池田町の紅葉のシンボルとして親しまれている大峰高原七色大カエデについて見ていきたいと思います。
大カエデは標高1000mの大峰高原の入り口に立っており、赤や黄に色づいた葉と、色づく前の緑の葉が混在して楽しめることから「七色大カエデ」と呼ばれています。
毎年数万人が訪れる人気スポットで、2012年には5万人を超える観光客を集めたといいます。
過去に写真に収めていましたので、それと比較しながら追ってみたいと思います。
もう木も高齢なためか、年々樹勢も落ちているのが分かります。
なぜ「奇蹟の大樹」と呼ばれるのでしょうか?
大カエデが見つかったのは1947年(昭和22年)春の開拓事業でのことです。
終戦直後、食糧難を打開するために、大峰高原に開拓団の人々がやってきました。
少しでも多くの農産物を作るため、木を伐採してあたり一面を畑にする開墾が行われました。
ところが、大きく育ったこの大樹だけは根まで掘り起こすことができず、根から幹1mを残して丸坊主にし、切り株だけを残したのです。
人々は、水利のないこの地での畑作をあきらめて去り、この地は再び人の目に触れることはなかったのです。
時は流れて1968年(昭和43年)。大峰牧場ができ、近隣に道を整備しようとした際に、切り株から枝幹が伸び、大きく成長した盆栽のようにこんもりと盛り上がった大カエデが見つかったのです。
その後、大雪や大風などで周りの木がなぎ倒されることがあっても、この大樹は現在もここに立っているのです。
海抜1000mに位置し、フォッサマグナが下を通り、豊饒な火山灰地と少しくぼんだこの地形が根に栄養素を集める形となって、山もみじとしては奇蹟的な大樹に成長したのです。
大カエデは江戸時代からこの場に立っていたとされています。
高さは11m、四方八方に伸びた枝先の直径は15m、幹周りは3mもあります。
七色大カエデの紅葉は10月上旬頃から色づきはじめ、見頃を迎えるのは10月中旬~下旬頃です。
緑色に赤や黄色、オレンジなど、1本の木の枝がさまざまな色彩に染め上げられ、美しいグラデーションを生み出します。まさに七色を身にまとったカエデになり、「七色大カエデ」の名前の由来です。

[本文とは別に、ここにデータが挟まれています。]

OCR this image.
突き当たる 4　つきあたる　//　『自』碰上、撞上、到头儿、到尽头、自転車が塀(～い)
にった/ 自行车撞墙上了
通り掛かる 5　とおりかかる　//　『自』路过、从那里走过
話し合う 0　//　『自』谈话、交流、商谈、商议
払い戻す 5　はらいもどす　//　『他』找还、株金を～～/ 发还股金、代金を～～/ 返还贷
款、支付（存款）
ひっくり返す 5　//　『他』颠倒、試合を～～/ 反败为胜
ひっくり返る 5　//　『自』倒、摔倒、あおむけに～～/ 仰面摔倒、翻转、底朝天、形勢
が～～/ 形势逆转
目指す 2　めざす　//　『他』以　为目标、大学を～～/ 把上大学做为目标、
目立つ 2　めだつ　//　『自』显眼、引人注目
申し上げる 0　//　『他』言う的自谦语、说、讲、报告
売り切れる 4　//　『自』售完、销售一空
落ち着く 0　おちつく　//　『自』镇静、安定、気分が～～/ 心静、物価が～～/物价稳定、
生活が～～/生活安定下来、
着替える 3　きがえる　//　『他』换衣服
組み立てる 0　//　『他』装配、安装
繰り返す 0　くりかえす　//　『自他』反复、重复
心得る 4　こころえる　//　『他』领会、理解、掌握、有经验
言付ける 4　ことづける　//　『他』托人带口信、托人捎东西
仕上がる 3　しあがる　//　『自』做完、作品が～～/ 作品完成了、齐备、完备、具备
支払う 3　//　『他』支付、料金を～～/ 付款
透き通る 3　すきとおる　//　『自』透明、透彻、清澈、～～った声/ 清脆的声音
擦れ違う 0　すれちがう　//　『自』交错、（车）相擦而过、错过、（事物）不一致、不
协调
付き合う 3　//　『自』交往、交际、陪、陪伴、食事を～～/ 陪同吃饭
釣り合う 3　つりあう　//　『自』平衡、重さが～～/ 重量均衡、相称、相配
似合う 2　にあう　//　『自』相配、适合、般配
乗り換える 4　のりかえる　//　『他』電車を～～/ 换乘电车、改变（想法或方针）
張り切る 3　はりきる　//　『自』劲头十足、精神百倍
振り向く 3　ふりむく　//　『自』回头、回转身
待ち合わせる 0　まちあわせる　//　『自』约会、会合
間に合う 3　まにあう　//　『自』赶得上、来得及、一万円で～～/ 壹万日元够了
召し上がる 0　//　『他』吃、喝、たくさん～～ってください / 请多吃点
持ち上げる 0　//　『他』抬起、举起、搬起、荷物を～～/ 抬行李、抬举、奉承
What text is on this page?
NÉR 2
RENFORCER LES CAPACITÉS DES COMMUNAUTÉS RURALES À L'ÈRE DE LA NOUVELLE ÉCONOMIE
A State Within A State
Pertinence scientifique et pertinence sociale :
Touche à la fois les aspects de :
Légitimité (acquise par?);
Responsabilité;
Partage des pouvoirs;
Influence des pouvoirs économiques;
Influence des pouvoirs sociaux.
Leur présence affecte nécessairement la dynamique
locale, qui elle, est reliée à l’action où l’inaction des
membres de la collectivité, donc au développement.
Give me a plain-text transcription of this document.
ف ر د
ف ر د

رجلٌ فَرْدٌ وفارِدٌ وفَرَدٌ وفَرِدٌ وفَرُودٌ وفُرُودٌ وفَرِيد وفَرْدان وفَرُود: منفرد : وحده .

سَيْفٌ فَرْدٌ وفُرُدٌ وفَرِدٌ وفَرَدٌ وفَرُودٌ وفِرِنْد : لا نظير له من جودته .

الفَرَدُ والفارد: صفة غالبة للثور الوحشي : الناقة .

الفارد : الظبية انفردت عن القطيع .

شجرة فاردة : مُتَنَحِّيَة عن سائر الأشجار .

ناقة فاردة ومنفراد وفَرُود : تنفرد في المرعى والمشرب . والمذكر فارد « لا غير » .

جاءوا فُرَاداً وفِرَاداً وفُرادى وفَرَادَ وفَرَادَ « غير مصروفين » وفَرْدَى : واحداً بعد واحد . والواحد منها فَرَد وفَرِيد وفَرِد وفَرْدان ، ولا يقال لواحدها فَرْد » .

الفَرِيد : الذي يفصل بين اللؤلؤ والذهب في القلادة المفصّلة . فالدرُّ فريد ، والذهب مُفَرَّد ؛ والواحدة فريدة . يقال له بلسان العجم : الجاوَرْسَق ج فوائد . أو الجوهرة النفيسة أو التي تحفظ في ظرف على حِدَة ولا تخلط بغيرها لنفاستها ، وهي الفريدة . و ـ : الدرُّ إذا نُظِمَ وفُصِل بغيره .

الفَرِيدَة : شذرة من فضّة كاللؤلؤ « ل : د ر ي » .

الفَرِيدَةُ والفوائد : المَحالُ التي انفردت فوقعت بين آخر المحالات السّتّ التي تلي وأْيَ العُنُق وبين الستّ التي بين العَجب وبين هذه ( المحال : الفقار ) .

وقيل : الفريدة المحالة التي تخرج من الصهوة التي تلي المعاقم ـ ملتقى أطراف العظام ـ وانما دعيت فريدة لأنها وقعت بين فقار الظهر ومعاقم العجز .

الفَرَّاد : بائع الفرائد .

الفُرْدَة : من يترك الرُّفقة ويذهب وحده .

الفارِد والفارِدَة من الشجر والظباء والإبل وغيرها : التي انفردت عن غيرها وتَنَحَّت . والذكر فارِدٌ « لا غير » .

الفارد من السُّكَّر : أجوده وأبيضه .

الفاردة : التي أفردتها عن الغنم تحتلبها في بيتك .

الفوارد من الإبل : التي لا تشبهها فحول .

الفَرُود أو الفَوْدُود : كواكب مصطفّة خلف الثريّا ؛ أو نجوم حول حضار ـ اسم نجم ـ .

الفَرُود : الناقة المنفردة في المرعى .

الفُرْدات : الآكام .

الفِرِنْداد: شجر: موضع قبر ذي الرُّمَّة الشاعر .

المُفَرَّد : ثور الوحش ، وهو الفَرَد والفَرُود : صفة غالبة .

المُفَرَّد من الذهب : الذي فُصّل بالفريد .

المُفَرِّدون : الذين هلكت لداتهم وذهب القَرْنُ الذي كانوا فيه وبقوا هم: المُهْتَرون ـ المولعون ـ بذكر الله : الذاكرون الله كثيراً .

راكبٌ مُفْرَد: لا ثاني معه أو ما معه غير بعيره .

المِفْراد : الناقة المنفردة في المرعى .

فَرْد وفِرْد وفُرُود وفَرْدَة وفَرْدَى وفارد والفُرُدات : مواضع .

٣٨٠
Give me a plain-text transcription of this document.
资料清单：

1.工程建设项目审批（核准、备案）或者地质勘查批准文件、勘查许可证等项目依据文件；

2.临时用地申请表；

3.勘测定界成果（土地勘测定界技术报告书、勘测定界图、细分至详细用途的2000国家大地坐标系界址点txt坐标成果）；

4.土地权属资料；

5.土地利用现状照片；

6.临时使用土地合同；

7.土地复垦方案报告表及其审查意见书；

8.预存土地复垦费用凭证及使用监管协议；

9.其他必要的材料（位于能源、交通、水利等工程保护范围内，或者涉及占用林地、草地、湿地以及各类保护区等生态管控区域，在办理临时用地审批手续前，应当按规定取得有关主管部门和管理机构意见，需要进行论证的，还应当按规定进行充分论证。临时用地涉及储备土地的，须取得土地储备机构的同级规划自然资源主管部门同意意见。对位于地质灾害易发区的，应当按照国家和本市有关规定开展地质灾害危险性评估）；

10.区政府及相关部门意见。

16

見る位置、見る時間によっても色合いが変わり、紅葉が終わりを迎えるころには一面の赤に染まります。
NHKの朝の連続テレビ小説「おひさま」のロケ地になりました(第2話で登場)。
遠足シーンで登場しました。
NHK Eテレ(教育テレビ)の番組「いないいないばあっ!」の中で、季節ごとの素敵なカエデの木の映像とともに流れている「カエデの木のうた」のモデルにもなっています。
曲もとてもいい歌で、登場するカエデの木も、1年かけて定点撮影された美しい映像です。
映画「神様のカルテ」(櫻井翔・宮崎あおい主演) のエンドロールで、美しく紅葉しているシーンで登場します。
大カエデの近くにアズキナシの木があります。
1981年に松田聖子が主演した映画「野菊の墓」(監督:澤井信一郎)の撮影で使われたことから、「聖子ちゃんの木」と呼ばれています。
(右) <参考>映画の1シーン:嫁に行く民子(松田聖子)、遠くに有明山が見える
大カエデから約2kmほど行ったところにある「大峰高原白樺の森」に「中カエデ」があります。
七色大カエデが散り終わる頃、大カエデより約1ヶ月遅く紅葉が見頃になります(11月中旬から下旬)。
少し小ぶりですが、こちらもきれいに色づきます。
大カエデの近くの東側斜面下に「新カエデ」があります。
2008年に発見されました。
以前は案内板もあったようですが、急な斜面下にあり危険性もあるためか撤去されていて、案内も消極的でした。
こちらも大カエデが散り終わる頃、紅葉を迎えます。
■ 大カエデの周りには、小さいながらも紅葉のきれいな木々が見学者の関心を集めていました。高齢な大カエデをサポートするかのような、新たにつながっていく命を感ぜずにはいられません。
この広場で、自然界と人間との数多くのドラマが誕生したことを、大カエデは長い間見てきたことでしょう。
人々も大カエデに問いかけ、そして今日を生きる元気を大カエデからもらっています。
今日も青空が広がっていました。